Eviction, when permanent, results in evictees dispersing from their social group and attempting to form a new group elsewhere. This can be a difficult and sometimes dangerous feat, particularly among banded mongooses where established groups are tightly packed into neighboring territories. Additionally, when male and female mongooses are evicted together, they split into same-sex cohorts and disperse separately. This means that dispersers have the added challenge of finding mates with whom to form a new group. These consequences of eviction are often not well studied because tracking dispersing groups is logistically challenging and the long-term fate of evicted individuals is often unknown.
At the Banded Mongoose Research Project, we have been continuously studying a population of banded mongooses in Uganda for the past 22 years. We can identify every individual in our population and have rich data on their lives – including whether they are evicted, and what happens to them after they leave their social group. This gives us the opportunity to study and understand their behavior in ways that would be impossible otherwise. We used our long-term data to investigate the consequences of eviction for individuals, groups, and the wider population.

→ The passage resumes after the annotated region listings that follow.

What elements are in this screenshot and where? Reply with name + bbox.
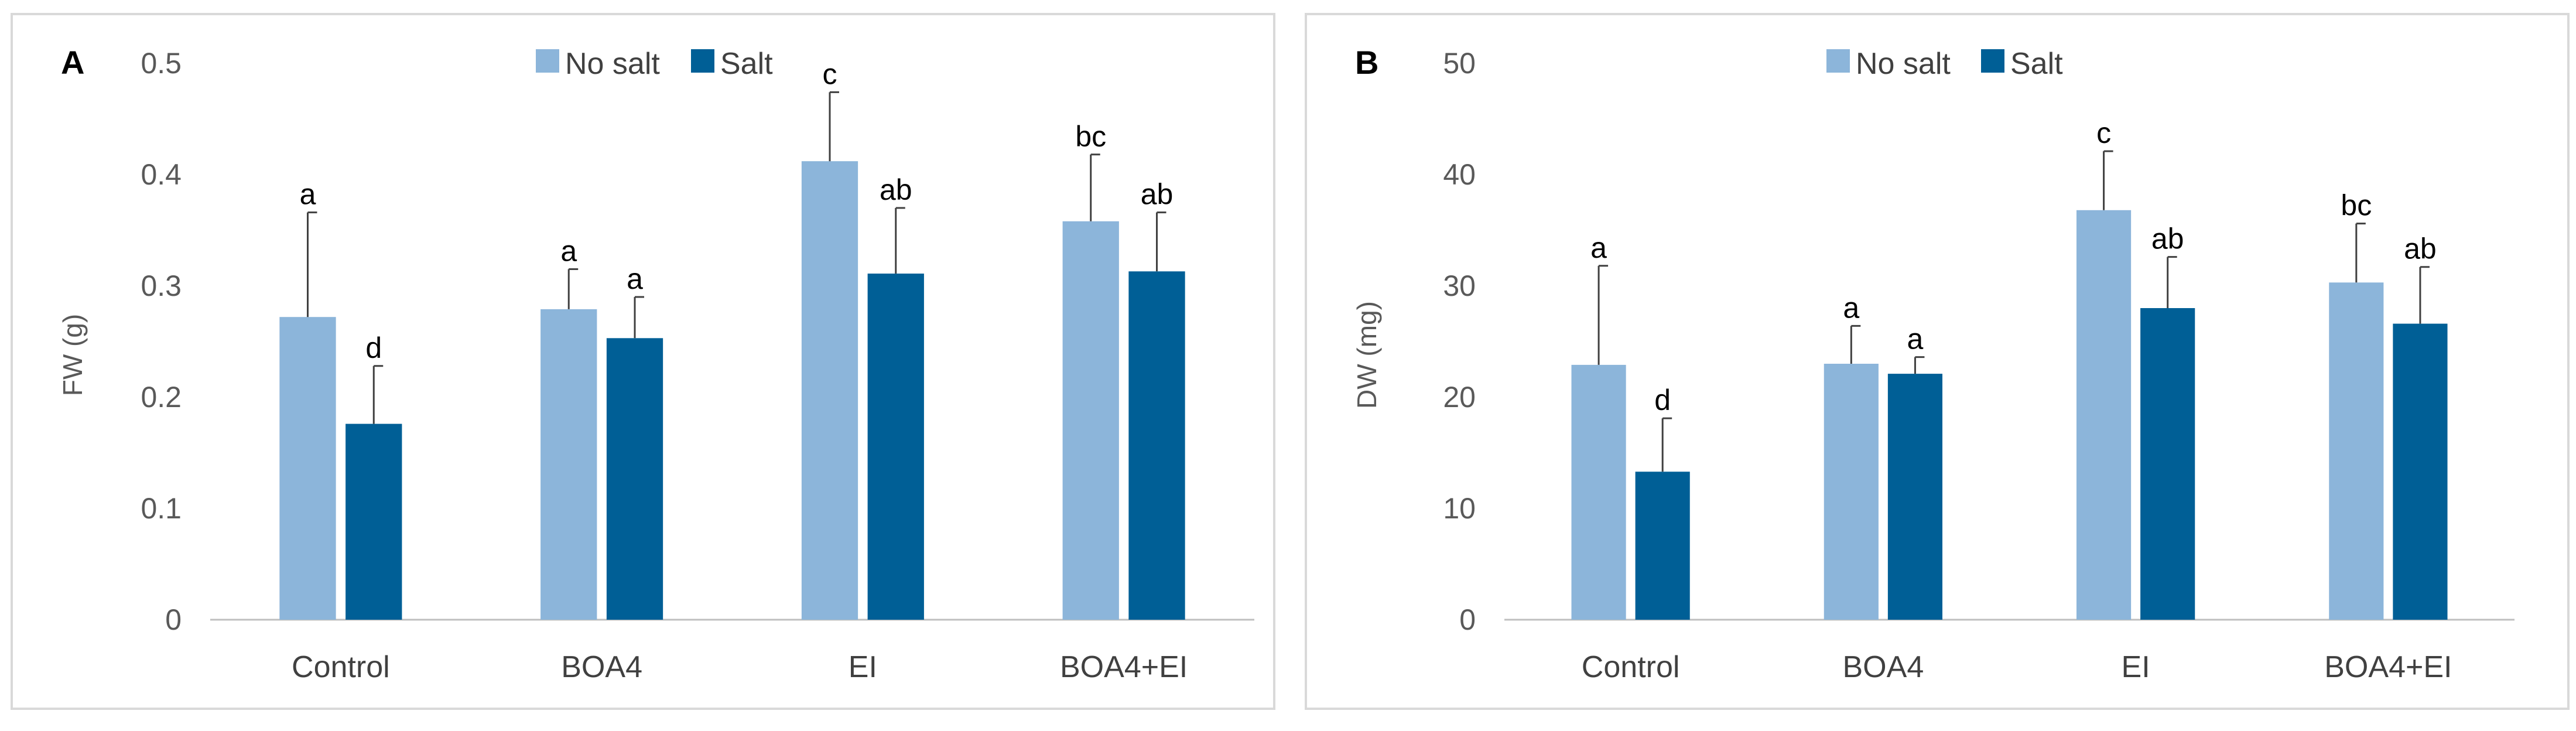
chart-a-significance-letter: a: [560, 235, 577, 268]
chart-b-panel-label: B: [1355, 44, 1378, 81]
chart-b-x-category-label: BOA4+EI: [2324, 650, 2452, 684]
chart-a-significance-letter: c: [822, 57, 837, 90]
chart-b-y-axis-title: DW (mg): [1352, 301, 1382, 409]
chart-b-x-category-label: BOA4: [1843, 650, 1924, 684]
chart-b-bar-salt: [1887, 374, 1943, 620]
chart-b-bar-no-salt: [2076, 210, 2132, 620]
chart-a-bar-salt: [867, 274, 924, 620]
chart-a-bar-salt: [345, 423, 402, 620]
chart-a-bar-no-salt: [801, 161, 858, 620]
chart-b-legend-label: No salt: [1856, 47, 1951, 81]
chart-b-y-tick-label: 30: [1443, 269, 1476, 302]
chart-panel-b: B DW (mg) 0 10 20 30 40 50 a d Control a a BOA4 c ab EI b…: [1305, 13, 2570, 710]
chart-a-y-tick-label: 0.5: [141, 47, 182, 80]
chart-b-significance-letter: bc: [2341, 189, 2372, 222]
chart-a-x-category-label: Control: [292, 650, 390, 684]
chart-b-y-tick-label: 20: [1443, 381, 1476, 414]
chart-a-x-category-label: EI: [849, 650, 877, 684]
chart-b-legend-swatch-no-salt: [1826, 49, 1850, 73]
chart-b-significance-letter: a: [1590, 231, 1607, 264]
chart-b-significance-letter: a: [1907, 323, 1924, 356]
chart-panel-a: A FW (g) 0 0.1 0.2 0.3 0.4 0.5 a d Control a a BOA4 c a…: [11, 13, 1275, 710]
chart-a-legend-label: Salt: [720, 47, 773, 81]
chart-b-significance-letter: ab: [2404, 233, 2437, 265]
chart-a-y-tick-label: 0.1: [141, 492, 182, 525]
chart-a-svg: A FW (g) 0 0.1 0.2 0.3 0.4 0.5 a d Control a a BOA4 c a…: [57, 44, 1254, 684]
chart-a-bar-salt: [606, 338, 663, 620]
chart-b-y-tick-label: 40: [1443, 158, 1476, 191]
chart-a-y-tick-label: 0.3: [141, 269, 182, 302]
chart-b-bar-no-salt: [1571, 364, 1626, 620]
chart-a-legend-swatch-salt: [691, 49, 714, 73]
chart-a-significance-letter: ab: [1141, 178, 1174, 211]
chart-a-bar-no-salt: [540, 309, 597, 620]
chart-a-x-category-label: BOA4+EI: [1060, 650, 1188, 684]
chart-b-significance-letter: c: [2096, 117, 2111, 149]
chart-a-y-axis-title: FW (g): [57, 314, 88, 397]
chart-b-bar-no-salt: [2329, 282, 2384, 620]
chart-b-svg: B DW (mg) 0 10 20 30 40 50 a d Control a a BOA4 c ab EI b…: [1352, 44, 2515, 684]
chart-b-significance-letter: d: [1654, 384, 1671, 416]
chart-b-legend-swatch-salt: [1981, 49, 2004, 73]
chart-b-x-category-label: EI: [2122, 650, 2150, 684]
chart-b-bar-salt: [1635, 472, 1690, 620]
chart-b-bar-salt: [2393, 323, 2448, 620]
chart-a-bar-salt: [1128, 271, 1185, 620]
chart-a-bar-no-salt: [1062, 221, 1119, 620]
chart-b-y-tick-label: 0: [1459, 603, 1476, 636]
chart-a-y-tick-label: 0: [165, 603, 182, 636]
chart-a-significance-letter: d: [365, 332, 382, 364]
chart-b-x-category-label: Control: [1582, 650, 1680, 684]
chart-b-significance-letter: a: [1843, 291, 1859, 324]
chart-a-bar-no-salt: [279, 317, 336, 620]
chart-a-legend-swatch-no-salt: [536, 49, 559, 73]
chart-a-significance-letter: bc: [1075, 120, 1106, 153]
chart-b-bar-no-salt: [1824, 364, 1879, 620]
chart-a-panel-label: A: [61, 44, 84, 81]
chart-a-legend-label: No salt: [565, 47, 660, 81]
chart-b-significance-letter: ab: [2151, 223, 2184, 255]
chart-a-y-tick-label: 0.2: [141, 381, 182, 414]
chart-a-significance-letter: a: [300, 178, 316, 211]
chart-b-y-tick-label: 50: [1443, 47, 1476, 80]
chart-a-x-category-label: BOA4: [561, 650, 642, 684]
chart-b-legend-label: Salt: [2010, 47, 2063, 81]
chart-a-significance-letter: ab: [880, 173, 912, 206]
chart-a-significance-letter: a: [627, 262, 643, 295]
chart-b-bar-salt: [2140, 308, 2195, 620]
chart-a-y-tick-label: 0.4: [141, 158, 182, 191]
chart-b-y-tick-label: 10: [1443, 492, 1476, 525]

We found that eviction had significant impacts on pup survival in evicting groups. Surprisingly, these violent evictions turned out to be good for pups – more pups survived when there was a permanent eviction from the group. In banded mongooses, most females in each group breed synchronously and give birth on exactly the same day, so competition for food and social care among their pups can be very high. By evicting reproductive competitors from the group, the females that remain reduce the level of competition for their pups and give them a better chance of surviving.

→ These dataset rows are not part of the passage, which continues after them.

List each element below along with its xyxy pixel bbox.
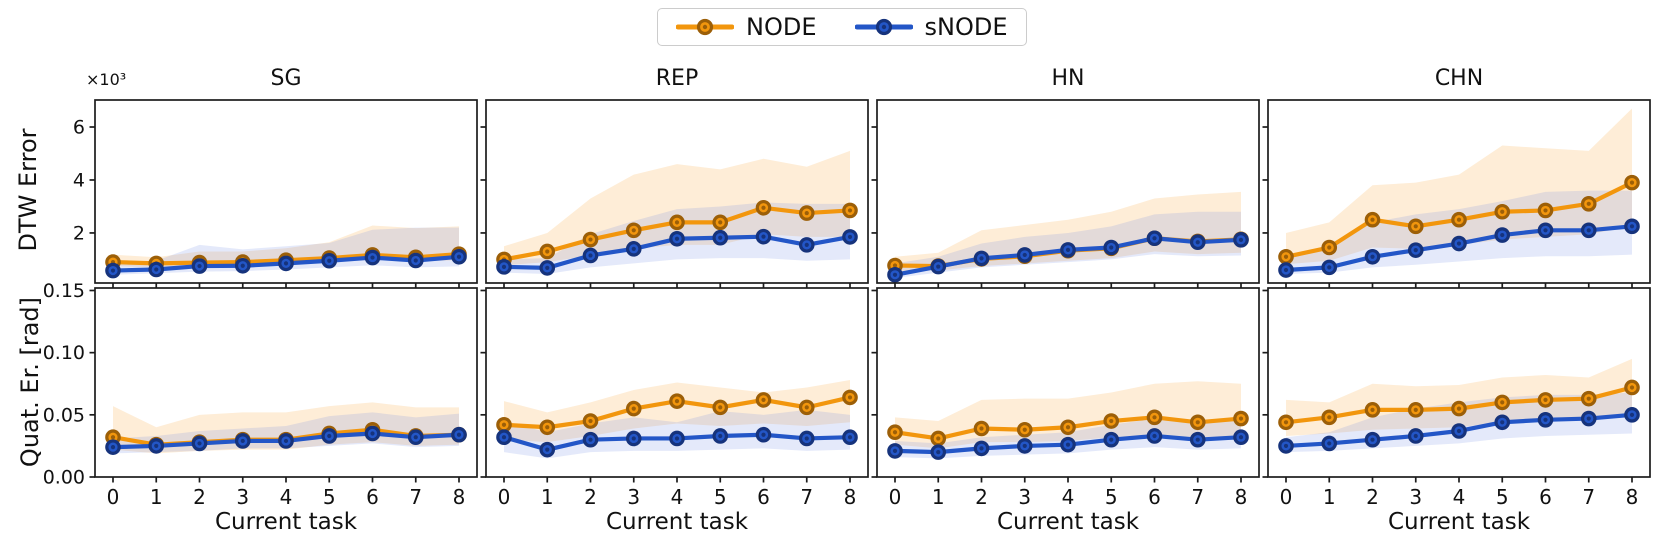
svg-text:5: 5 (714, 485, 727, 509)
svg-text:0: 0 (498, 485, 511, 509)
svg-text:0: 0 (107, 485, 120, 509)
svg-text:8: 8 (1626, 485, 1639, 509)
svg-text:8: 8 (844, 485, 857, 509)
svg-text:0.15: 0.15 (43, 280, 85, 302)
svg-text:3: 3 (1409, 485, 1422, 509)
svg-text:3: 3 (1018, 485, 1031, 509)
svg-text:0: 0 (889, 485, 902, 509)
plot-dtw-rep (480, 99, 869, 289)
svg-text:3: 3 (236, 485, 249, 509)
svg-text:2: 2 (73, 222, 85, 244)
plot-quat-sg: 0.00 0.05 0.10 0.15 0 1 2 3 4 5 6 7 8 (43, 280, 478, 509)
svg-text:0.05: 0.05 (43, 404, 85, 426)
snode-line-marker-icon (854, 18, 913, 36)
svg-text:6: 6 (73, 117, 85, 139)
svg-text:1: 1 (932, 485, 945, 509)
svg-text:1: 1 (150, 485, 163, 509)
svg-text:5: 5 (323, 485, 336, 509)
svg-text:0.10: 0.10 (43, 342, 85, 364)
legend-item-snode: sNODE (854, 13, 1008, 41)
svg-text:0.00: 0.00 (43, 467, 85, 489)
legend-item-node: NODE (676, 13, 817, 41)
svg-text:1: 1 (1323, 485, 1336, 509)
col-title-sg: SG (270, 66, 302, 91)
plot-dtw-hn (871, 99, 1260, 289)
svg-text:6: 6 (1539, 485, 1552, 509)
xlabel-hn: Current task (996, 509, 1140, 535)
svg-text:8: 8 (453, 485, 466, 509)
ylabel-quat-error: Quat. Er. [rad] (16, 296, 44, 468)
svg-text:0: 0 (1280, 485, 1293, 509)
svg-text:2: 2 (584, 485, 597, 509)
legend-label-node: NODE (746, 13, 817, 41)
xlabel-sg: Current task (214, 509, 358, 535)
y-axis-offset-text: ×10³ (86, 70, 127, 89)
col-title-rep: REP (655, 66, 699, 91)
svg-text:2: 2 (975, 485, 988, 509)
plot-quat-rep: 0 1 2 3 4 5 6 7 8 (480, 287, 869, 509)
svg-text:2: 2 (1366, 485, 1379, 509)
svg-text:2: 2 (193, 485, 206, 509)
col-title-hn: HN (1051, 66, 1085, 91)
legend: NODE sNODE (657, 8, 1027, 46)
svg-text:7: 7 (1582, 485, 1595, 509)
svg-text:3: 3 (627, 485, 640, 509)
svg-text:6: 6 (1148, 485, 1161, 509)
svg-text:8: 8 (1235, 485, 1248, 509)
svg-text:4: 4 (671, 485, 684, 509)
node-line-marker-icon (676, 18, 734, 36)
svg-text:4: 4 (1453, 485, 1466, 509)
col-title-chn: CHN (1434, 66, 1484, 91)
plot-dtw-sg: 2 4 6 (73, 99, 478, 289)
svg-text:5: 5 (1105, 485, 1118, 509)
xlabel-chn: Current task (1387, 509, 1531, 535)
svg-text:4: 4 (280, 485, 293, 509)
plot-quat-hn: 0 1 2 3 4 5 6 7 8 (871, 287, 1260, 509)
svg-text:5: 5 (1496, 485, 1509, 509)
svg-text:7: 7 (409, 485, 422, 509)
svg-text:6: 6 (757, 485, 770, 509)
plot-quat-chn: 0 1 2 3 4 5 6 7 8 (1262, 287, 1651, 509)
xlabel-rep: Current task (605, 509, 749, 535)
legend-label-snode: sNODE (924, 13, 1008, 41)
svg-text:4: 4 (1062, 485, 1075, 509)
svg-text:1: 1 (541, 485, 554, 509)
plot-dtw-chn (1262, 99, 1651, 289)
svg-text:6: 6 (366, 485, 379, 509)
svg-text:4: 4 (73, 169, 85, 191)
svg-text:7: 7 (1191, 485, 1204, 509)
svg-text:7: 7 (800, 485, 813, 509)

Eviction also affected the reproductive success of females that were exposed to an eviction. Evicted females gave birth to fewer surviving pups in the year following their expulsion than females that remained in the group. Life outside of the home group is hard, and the challenges of finding food, joining with new mates, and establishing a territory mean that evicted females suffer reduced reproductive success. Some evicted females did manage to successfully form new groups in the study area – either by usurping other females from an existing group, or by joining with a group of voluntarily dispersing males. However, eviction led to an increase in fighting between groups in the population, driven by frequent aggressive encounters between the evicting group and the evictees. Intergroup fighting in banded mongooses often leads to serious injury and death, so the effects of eviction for the evicting group can continue long after the eviction process itself.

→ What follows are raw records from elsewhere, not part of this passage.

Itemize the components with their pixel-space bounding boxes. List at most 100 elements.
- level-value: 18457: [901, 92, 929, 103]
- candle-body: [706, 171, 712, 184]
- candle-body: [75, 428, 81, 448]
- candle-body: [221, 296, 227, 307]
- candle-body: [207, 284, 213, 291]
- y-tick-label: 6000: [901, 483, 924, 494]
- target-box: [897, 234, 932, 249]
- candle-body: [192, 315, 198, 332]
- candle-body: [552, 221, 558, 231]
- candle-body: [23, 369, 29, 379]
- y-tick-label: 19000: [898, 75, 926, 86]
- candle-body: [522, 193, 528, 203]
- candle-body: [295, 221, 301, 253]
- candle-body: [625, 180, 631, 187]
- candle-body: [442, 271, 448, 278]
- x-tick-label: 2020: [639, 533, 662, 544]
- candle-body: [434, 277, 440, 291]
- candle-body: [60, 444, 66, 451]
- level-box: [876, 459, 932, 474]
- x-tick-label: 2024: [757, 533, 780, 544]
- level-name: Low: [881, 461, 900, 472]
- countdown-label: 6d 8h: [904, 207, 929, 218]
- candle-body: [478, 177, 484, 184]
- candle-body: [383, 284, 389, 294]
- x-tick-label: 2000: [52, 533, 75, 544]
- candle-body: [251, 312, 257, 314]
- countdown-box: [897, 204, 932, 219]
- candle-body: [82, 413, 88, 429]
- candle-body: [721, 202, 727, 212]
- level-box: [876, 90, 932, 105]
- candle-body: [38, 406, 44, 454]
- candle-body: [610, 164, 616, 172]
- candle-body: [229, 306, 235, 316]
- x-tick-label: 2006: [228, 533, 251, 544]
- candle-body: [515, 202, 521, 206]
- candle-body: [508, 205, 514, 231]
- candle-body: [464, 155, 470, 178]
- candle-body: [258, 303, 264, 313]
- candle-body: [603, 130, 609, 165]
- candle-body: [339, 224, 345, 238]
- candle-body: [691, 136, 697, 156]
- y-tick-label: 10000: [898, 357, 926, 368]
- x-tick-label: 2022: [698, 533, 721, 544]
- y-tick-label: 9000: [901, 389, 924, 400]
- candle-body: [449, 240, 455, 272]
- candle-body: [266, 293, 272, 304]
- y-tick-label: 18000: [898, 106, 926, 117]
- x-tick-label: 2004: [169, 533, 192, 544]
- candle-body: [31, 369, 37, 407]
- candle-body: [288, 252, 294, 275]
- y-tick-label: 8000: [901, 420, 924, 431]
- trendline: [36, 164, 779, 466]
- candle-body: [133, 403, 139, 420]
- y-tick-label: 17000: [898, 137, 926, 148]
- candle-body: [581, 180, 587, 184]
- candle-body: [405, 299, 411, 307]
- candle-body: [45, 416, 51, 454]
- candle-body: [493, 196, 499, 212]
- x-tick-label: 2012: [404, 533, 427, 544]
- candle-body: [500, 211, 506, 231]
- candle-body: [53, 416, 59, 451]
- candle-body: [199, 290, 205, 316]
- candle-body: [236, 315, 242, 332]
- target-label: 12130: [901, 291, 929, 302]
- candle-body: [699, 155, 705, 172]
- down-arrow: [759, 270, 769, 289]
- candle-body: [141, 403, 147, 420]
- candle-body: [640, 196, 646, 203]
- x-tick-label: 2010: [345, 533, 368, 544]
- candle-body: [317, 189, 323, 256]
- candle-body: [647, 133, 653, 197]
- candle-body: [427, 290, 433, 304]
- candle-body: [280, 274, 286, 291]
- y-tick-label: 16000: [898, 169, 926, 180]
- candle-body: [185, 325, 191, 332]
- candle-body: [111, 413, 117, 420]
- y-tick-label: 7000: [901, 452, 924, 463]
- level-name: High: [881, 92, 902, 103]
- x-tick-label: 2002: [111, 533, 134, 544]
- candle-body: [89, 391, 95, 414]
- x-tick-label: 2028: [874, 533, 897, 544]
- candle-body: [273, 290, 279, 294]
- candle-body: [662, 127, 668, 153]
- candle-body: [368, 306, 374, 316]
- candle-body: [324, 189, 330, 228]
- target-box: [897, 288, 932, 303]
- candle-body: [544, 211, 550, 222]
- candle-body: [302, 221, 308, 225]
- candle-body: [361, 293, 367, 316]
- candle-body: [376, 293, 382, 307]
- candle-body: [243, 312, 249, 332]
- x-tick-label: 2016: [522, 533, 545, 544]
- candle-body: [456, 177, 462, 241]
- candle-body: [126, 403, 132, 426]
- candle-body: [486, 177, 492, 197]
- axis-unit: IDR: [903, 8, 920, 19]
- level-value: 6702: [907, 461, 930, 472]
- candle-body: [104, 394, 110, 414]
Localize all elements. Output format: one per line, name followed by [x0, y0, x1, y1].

Our results show that family feuds arise even in the most cooperative of animals, and sometimes can only be settled through the vicious expulsion of rival individuals. Eviction can have serious consequences for the individuals that are expelled, but also far-reaching, knock-on effects for other groups and the wider population. Whilst logistically challenging, long-term studies of social animals in the wild offer the best opportunity to study these effects to fully understand these unusual and fascinating behaviors.
These findings are described in the article entitled Individual and demographic consequences of mass eviction in cooperative banded mongooses, recently published in the journal Animal Behaviour. This work was conducted by Faye J. Thompson, Harry H. Marshall, Emma I.K. Vitikainen, Andrew J. Young, and Michael A. Cant from the University of Exeter.